After months of rumors and speculation, the Israeli fintech company eToro has officially announced that it has filed a confidential prospectus for an IPO on Wall Street. While eToro has not disclosed specific figures related to the offering, estimates suggest it will seek a valuation of at least $5 billion. The company stated that it will provide further details only after the prospectus is approved by the US Securities and Exchange Commission (SEC), which previously delayed its IPO and ultimately led to its cancellation.
eToro initially attempted to go public in 2021 through a merger with a SPAC, a deal that was expected to be completed at a valuation of over $10 billion. However, the plan faced regulatory hurdles due to the company's active involvement in Bitcoin trading. While navigating discussions with the SEC, market conditions deteriorated as the high-tech bubble burst, forcing eToro to abandon the SPAC deal. Now, with Bitcoin surging sharply following Donald Trump's election, eToro has renewed its IPO efforts.
The company is led by CEO Yoni Assia, who founded eToro in 2007 alongside his brother Ronen Assia. Since canceling its IPO, eToro raised $250 million in a private funding round in 2023, at a valuation of $3.5 billion. The delayed public offering also led to workforce reductions, and the company now employs approximately 1,700 people, including about 1,000 in Israel.
In addition to its IPO ambitions, eToro has been expanding its offerings. In September 2023, the company acquired the Australian investment app Spaceship for approximately $55 million.
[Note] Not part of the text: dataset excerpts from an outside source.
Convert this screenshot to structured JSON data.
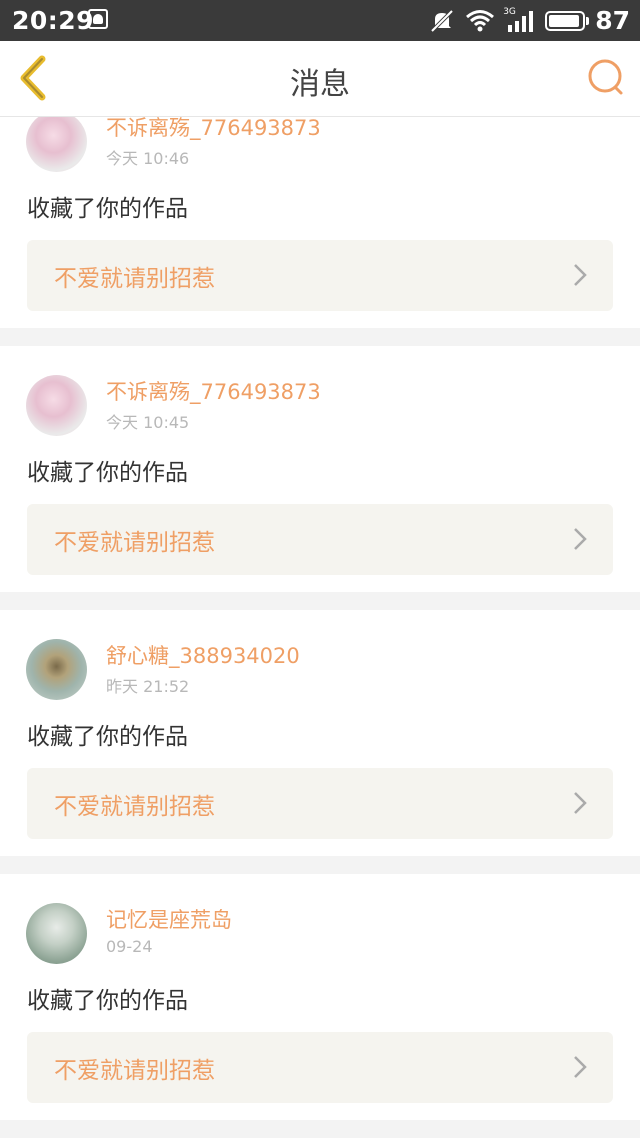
{
  "status_bar": {
    "time": "20:29",
    "network": "3G",
    "battery": "87"
  },
  "header": {
    "title": "消息"
  },
  "colors": {
    "accent": "#ef9f65",
    "back_icon": "#e8bc2e",
    "card_work_bg": "#f5f4ef"
  },
  "messages": [
    {
      "user": "不诉离殇_776493873",
      "time": "今天 10:46",
      "action": "收藏了你的作品",
      "work": "不爱就请别招惹"
    },
    {
      "user": "不诉离殇_776493873",
      "time": "今天 10:45",
      "action": "收藏了你的作品",
      "work": "不爱就请别招惹"
    },
    {
      "user": "舒心糖_388934020",
      "time": "昨天 21:52",
      "action": "收藏了你的作品",
      "work": "不爱就请别招惹"
    },
    {
      "user": "记忆是座荒岛",
      "time": "09-24",
      "action": "收藏了你的作品",
      "work": "不爱就请别招惹"
    }
  ]
}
In the same month as the Spaceship acquisition, eToro settled charges with the SEC by agreeing to pay a $1.5 million fine. The regulator alleged that eToro operated as an unregistered broker and clearing agency in the U.S. since at least 2020, allowing customers to trade crypto assets classified as securities without adhering to federal registration requirements. While eToro did not admit or deny the allegations, the settlement’s restrictions apply only to its U.S. operations.